Tz. 135

Stimmt der zur Abgabe einer solchen Erklärung Befugte der Offenbarung oder Verwertung des Gesellschaftsgeheimnisses zu, liegt ein Einverständnis vor; die Strafbarkeit entfällt bereits auf Tatbestandsebene. Dies gilt unabhängig davon, ob durch eine allgemeine Offenbarung bereits der Geheimnischarakter verloren geht (vgl. Tz. 125 ff.) oder die Information gegenüber sonstigen Dritten weiterhin als Geheimnis geschützt bleiben soll.[190] Zuständig für die Entbindung sind die vertretungsberechtigten Organe.
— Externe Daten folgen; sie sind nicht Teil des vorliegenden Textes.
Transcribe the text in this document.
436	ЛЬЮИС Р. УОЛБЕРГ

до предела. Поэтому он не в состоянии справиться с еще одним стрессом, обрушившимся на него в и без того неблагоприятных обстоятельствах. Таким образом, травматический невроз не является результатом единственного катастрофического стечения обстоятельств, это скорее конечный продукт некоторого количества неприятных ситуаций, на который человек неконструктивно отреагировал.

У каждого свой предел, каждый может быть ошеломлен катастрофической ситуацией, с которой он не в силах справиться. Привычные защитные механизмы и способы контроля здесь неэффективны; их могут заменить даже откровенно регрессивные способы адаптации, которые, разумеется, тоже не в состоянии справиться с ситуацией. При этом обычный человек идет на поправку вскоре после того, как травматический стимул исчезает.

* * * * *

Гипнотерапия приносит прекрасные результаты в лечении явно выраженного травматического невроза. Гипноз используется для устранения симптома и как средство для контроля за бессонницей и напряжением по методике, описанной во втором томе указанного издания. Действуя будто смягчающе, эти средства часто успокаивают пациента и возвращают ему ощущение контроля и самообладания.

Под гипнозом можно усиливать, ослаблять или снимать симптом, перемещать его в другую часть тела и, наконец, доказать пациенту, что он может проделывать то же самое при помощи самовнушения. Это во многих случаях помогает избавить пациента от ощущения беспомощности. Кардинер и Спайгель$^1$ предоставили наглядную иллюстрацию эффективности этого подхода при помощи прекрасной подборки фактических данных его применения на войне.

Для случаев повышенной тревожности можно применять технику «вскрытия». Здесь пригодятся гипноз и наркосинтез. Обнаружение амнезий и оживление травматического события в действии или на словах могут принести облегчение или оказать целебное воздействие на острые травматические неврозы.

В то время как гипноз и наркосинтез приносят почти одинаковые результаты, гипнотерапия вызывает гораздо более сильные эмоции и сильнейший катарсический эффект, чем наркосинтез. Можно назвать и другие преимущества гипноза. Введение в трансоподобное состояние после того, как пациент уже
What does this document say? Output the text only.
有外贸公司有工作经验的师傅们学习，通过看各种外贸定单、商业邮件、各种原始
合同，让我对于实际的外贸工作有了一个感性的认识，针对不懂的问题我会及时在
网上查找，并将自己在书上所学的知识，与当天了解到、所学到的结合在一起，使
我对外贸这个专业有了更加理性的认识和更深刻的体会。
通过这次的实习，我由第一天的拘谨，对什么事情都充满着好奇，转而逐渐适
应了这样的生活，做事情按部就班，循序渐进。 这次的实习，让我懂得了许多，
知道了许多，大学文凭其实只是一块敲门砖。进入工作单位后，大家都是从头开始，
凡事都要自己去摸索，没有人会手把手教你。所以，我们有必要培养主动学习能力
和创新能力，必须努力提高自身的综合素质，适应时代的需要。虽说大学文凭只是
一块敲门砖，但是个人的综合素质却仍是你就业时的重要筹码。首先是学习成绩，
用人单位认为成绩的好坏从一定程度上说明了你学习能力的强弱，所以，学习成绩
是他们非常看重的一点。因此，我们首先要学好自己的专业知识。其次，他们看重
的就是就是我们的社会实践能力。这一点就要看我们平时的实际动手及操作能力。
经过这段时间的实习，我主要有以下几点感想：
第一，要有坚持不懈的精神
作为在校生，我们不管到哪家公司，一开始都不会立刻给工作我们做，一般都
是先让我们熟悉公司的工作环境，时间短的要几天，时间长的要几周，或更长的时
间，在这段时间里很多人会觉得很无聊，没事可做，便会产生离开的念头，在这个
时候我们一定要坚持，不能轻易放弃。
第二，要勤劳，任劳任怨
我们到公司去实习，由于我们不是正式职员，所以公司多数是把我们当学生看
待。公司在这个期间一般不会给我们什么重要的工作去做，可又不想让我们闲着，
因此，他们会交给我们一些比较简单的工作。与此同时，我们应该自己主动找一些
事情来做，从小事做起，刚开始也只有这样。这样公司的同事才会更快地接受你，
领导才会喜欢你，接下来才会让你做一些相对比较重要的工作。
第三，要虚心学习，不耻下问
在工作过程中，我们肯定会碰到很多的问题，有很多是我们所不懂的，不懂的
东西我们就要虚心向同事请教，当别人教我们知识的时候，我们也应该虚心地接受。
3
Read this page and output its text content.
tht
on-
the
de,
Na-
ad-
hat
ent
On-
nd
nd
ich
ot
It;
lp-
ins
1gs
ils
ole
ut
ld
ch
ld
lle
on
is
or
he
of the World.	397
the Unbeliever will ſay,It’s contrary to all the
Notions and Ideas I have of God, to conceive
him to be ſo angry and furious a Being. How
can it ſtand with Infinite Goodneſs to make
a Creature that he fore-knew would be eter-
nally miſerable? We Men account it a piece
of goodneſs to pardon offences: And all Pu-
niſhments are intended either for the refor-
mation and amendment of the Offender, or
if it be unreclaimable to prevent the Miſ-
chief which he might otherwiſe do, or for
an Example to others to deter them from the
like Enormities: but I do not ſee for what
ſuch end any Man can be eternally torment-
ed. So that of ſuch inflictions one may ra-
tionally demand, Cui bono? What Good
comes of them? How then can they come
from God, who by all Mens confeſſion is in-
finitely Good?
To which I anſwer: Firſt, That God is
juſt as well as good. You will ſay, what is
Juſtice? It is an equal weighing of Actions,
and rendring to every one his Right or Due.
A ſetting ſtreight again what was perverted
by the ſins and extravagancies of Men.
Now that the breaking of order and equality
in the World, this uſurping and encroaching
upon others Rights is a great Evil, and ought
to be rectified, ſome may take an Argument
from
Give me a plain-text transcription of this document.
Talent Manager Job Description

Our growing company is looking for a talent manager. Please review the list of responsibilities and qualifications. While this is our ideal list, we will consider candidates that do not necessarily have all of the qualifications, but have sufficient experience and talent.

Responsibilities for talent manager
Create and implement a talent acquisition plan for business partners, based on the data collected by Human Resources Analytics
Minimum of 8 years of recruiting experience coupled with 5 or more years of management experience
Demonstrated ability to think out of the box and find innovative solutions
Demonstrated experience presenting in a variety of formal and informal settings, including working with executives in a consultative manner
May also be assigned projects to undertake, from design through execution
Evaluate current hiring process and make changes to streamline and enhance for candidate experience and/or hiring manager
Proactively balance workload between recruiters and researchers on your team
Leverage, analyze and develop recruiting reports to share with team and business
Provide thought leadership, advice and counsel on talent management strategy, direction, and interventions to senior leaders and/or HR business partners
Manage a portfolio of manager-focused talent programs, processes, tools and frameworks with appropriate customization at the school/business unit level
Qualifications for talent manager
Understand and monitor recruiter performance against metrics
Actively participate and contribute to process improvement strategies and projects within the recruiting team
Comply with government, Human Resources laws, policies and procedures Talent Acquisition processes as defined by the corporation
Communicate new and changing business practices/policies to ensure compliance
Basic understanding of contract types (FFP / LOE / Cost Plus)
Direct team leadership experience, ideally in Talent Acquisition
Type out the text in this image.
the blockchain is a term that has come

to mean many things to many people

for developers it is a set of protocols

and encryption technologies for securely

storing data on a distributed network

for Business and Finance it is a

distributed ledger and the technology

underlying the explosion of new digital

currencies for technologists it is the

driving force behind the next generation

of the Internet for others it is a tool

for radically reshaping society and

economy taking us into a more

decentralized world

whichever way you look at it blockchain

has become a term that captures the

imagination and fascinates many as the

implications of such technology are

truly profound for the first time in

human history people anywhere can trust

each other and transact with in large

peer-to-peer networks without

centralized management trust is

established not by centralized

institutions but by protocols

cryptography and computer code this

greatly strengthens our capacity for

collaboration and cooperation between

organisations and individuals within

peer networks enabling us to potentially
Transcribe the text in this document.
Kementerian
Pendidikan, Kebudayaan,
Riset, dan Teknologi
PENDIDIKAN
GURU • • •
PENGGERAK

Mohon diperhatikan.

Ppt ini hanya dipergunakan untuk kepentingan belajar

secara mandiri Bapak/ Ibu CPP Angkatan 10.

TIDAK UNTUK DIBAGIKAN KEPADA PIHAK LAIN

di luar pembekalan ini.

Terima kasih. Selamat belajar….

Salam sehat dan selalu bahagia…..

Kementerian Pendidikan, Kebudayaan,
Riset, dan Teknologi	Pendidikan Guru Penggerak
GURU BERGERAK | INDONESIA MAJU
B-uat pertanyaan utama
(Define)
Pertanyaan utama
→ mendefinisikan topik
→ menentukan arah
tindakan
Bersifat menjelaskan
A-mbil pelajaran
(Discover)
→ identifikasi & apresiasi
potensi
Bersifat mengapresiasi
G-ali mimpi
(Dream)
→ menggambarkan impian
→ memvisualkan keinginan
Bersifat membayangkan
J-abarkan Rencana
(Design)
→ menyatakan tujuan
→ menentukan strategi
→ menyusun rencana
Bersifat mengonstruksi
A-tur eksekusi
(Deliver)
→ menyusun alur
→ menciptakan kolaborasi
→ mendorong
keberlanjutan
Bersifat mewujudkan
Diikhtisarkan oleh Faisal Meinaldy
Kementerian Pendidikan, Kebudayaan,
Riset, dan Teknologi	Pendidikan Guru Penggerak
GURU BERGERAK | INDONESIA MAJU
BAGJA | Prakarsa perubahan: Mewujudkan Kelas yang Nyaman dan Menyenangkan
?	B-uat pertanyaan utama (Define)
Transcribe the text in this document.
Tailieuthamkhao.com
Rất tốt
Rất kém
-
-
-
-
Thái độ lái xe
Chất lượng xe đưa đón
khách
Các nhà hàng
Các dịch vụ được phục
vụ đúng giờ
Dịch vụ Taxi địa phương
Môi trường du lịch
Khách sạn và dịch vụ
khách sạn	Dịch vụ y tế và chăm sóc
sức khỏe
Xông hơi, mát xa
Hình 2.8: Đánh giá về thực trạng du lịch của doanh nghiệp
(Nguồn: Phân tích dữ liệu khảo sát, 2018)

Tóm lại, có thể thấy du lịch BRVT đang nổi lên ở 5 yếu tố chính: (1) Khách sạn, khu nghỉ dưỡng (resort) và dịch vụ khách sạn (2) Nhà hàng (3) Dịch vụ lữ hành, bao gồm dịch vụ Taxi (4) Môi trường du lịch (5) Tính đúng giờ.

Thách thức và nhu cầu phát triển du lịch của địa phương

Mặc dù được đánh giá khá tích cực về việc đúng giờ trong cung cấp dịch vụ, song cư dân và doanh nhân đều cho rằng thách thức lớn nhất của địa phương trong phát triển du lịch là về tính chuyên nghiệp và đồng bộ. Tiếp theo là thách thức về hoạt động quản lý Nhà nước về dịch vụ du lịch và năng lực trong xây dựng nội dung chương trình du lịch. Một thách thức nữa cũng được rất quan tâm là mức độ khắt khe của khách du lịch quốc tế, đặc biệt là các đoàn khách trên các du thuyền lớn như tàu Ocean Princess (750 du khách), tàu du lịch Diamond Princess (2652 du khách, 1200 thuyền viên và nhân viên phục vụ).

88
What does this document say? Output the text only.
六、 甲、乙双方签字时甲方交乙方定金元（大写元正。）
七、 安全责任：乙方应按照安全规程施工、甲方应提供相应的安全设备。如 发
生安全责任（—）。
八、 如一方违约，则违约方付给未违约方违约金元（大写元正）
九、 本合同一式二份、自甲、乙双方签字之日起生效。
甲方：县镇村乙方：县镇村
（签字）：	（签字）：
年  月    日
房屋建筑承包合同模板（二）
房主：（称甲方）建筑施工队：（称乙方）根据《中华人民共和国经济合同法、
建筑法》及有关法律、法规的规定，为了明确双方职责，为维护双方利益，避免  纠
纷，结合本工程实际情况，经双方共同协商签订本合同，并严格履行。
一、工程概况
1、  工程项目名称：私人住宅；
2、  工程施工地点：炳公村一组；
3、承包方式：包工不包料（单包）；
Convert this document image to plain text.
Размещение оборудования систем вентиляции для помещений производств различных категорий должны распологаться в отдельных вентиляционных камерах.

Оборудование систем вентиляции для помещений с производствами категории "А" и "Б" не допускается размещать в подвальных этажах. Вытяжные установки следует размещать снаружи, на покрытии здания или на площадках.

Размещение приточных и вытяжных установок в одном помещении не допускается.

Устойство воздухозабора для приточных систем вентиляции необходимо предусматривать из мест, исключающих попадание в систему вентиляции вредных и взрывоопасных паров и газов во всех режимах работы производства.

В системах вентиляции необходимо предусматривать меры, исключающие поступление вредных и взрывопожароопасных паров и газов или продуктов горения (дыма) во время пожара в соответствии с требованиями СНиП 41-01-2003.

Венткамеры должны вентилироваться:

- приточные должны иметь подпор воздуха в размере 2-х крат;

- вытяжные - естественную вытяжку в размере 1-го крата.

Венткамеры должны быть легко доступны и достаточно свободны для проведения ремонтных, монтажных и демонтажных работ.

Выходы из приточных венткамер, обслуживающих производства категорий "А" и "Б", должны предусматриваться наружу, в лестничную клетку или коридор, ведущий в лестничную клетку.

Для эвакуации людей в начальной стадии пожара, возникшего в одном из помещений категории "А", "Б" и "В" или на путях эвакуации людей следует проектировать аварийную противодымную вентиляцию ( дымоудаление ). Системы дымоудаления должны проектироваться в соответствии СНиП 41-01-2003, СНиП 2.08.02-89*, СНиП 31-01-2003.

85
Nach einer wohl nicht mehr als h. M. zu bezeichneten Ansicht[191] kann ein Insolvenzverwalter nicht ohne zusätzliche Erklärung der früheren gesetzlichen Vertreter von der Schweigepflicht entbinden. Diese Ansicht ist mittlerweile im Rückzug befindlich; sie erscheint auch zweifelhaft, insbesondere in Bezug auf Wirtschaftsprüfer, wo ganz offensichtlich nur mit der Gesellschaft (und nicht mit den Organen persönlich) ein Mandatsverhältnis begründet wird.[192] Entsprechendes gilt für den Wechsel der vertretungsberechtigten Organe.

 

Tz. 136

Eine mutmaßliche Einwilligung kann die Offenbarung eines Geheimnisses rechtfertigen, wenn die Entscheidung des zuständigen Organs nicht eingeholt werden kann und das Handeln im Interesse des Unternehmens liegt.[193] Bei Straftaten eines Vorstandsmitglieds sind allerdings i. d. R. vorrangig die übrigen Vorstandsmitglieder zu informieren, bei Straftaten des gesamten Vorstands die Aufsichtsratsmitglieder, bei Straftaten des Aufsichtsrats die Hauptversamm­lung.[194] Diese können dann stellvertretend eine Entbindung im Interesse der Gesellschaft vornehmen. Zu § 34 StGB (Notstand) vgl. Tz. 140.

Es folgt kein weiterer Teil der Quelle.